2018年3月14日水曜日

泥酔者 2 - 3

 気を削がれたアナトリー・ギルはレイモンド・ハリスを無視してポール・レイン・ドーマーに「行こう」と声を掛けた。レインは素直に彼について食事を取り、テーブルに向かった。歩きながらギルに尋ねた。

「アイダ博士と同行していた女性は誰だったかな?」
「執行部の博士だよ。」

 ギルが確保しておいたテーブルを顎で指した。

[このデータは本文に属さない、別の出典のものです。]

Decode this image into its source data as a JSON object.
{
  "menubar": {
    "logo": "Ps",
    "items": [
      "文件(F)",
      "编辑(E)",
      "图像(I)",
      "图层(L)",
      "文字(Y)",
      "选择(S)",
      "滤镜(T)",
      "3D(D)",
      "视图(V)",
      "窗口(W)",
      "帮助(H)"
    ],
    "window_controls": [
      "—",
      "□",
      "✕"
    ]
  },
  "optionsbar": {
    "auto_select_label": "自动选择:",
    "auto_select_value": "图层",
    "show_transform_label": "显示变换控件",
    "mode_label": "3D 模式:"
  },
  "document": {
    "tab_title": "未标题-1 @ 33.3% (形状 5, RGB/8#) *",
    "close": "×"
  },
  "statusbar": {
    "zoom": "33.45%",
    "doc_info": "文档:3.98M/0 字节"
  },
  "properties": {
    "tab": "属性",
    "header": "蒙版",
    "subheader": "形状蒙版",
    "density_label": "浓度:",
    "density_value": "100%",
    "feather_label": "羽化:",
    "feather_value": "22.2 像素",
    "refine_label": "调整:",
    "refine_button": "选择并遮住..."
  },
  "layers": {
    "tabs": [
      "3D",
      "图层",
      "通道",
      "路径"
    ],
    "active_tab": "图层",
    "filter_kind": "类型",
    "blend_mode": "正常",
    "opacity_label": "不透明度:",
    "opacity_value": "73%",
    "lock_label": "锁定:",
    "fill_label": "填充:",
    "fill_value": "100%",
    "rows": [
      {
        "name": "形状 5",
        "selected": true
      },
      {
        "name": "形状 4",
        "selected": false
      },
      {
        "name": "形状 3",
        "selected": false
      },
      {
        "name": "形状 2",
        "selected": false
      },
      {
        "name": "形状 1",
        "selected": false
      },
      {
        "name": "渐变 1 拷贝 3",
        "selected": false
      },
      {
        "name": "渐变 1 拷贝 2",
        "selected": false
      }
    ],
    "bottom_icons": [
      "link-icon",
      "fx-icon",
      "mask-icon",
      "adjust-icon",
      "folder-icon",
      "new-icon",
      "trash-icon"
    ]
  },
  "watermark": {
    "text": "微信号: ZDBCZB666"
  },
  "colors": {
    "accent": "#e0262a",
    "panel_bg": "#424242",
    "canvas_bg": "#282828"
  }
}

彼の仲間が3名既に座って食べ始めていたが、レインが来たので歓声を上げた。ファンクラブのメンバーだ。レインのファンクラブはすっかり世代交代が進み、創設期のメンバーは1人も残っていない。レインは創設期の人々が好きだったが、現在のメンバーはあまり好かなかった。彼等は美しいレインと仲良くすることが自慢なのだ。創設者のヘンリー・パーシバル博士が目的としたドーマーの保護と応援の精神はどこへ行ってしまったのだろう。
 席に着くと、レインは直ぐに食べ始めた。食事を終えたら直ちに局長捜索を再開するつもりだった。
 ギルが仲間に尋ねた。

「アイダ博士と一緒にいる女性博士、なんて名前だっけ?」

 仲間達が首を伸ばして離れたテーブルに着いた2人の女性博士を見た。

「ゴーン博士だ。」
「ゴーン? ああ・・・血液の研究をしている人か!」
「専門は血液だけど、執行部では卵子提供者の人選を担当しているらしいぞ。」
「つまり、地球人の母親を選ぶ仕事か。」
「アイダはドーマーを選び、ゴーンは母親を選別しているのか・・・考えたら彼女達は女神みたいな仕事をしているんだなあ。」

 レインは耳に心の栓をして執政官達の会話を聞かない努力をした。地球の外の話題は関心がなかったし、知りたくもない。美女の地位や仕事も興味がない。彼自身に直接的な影響はないから。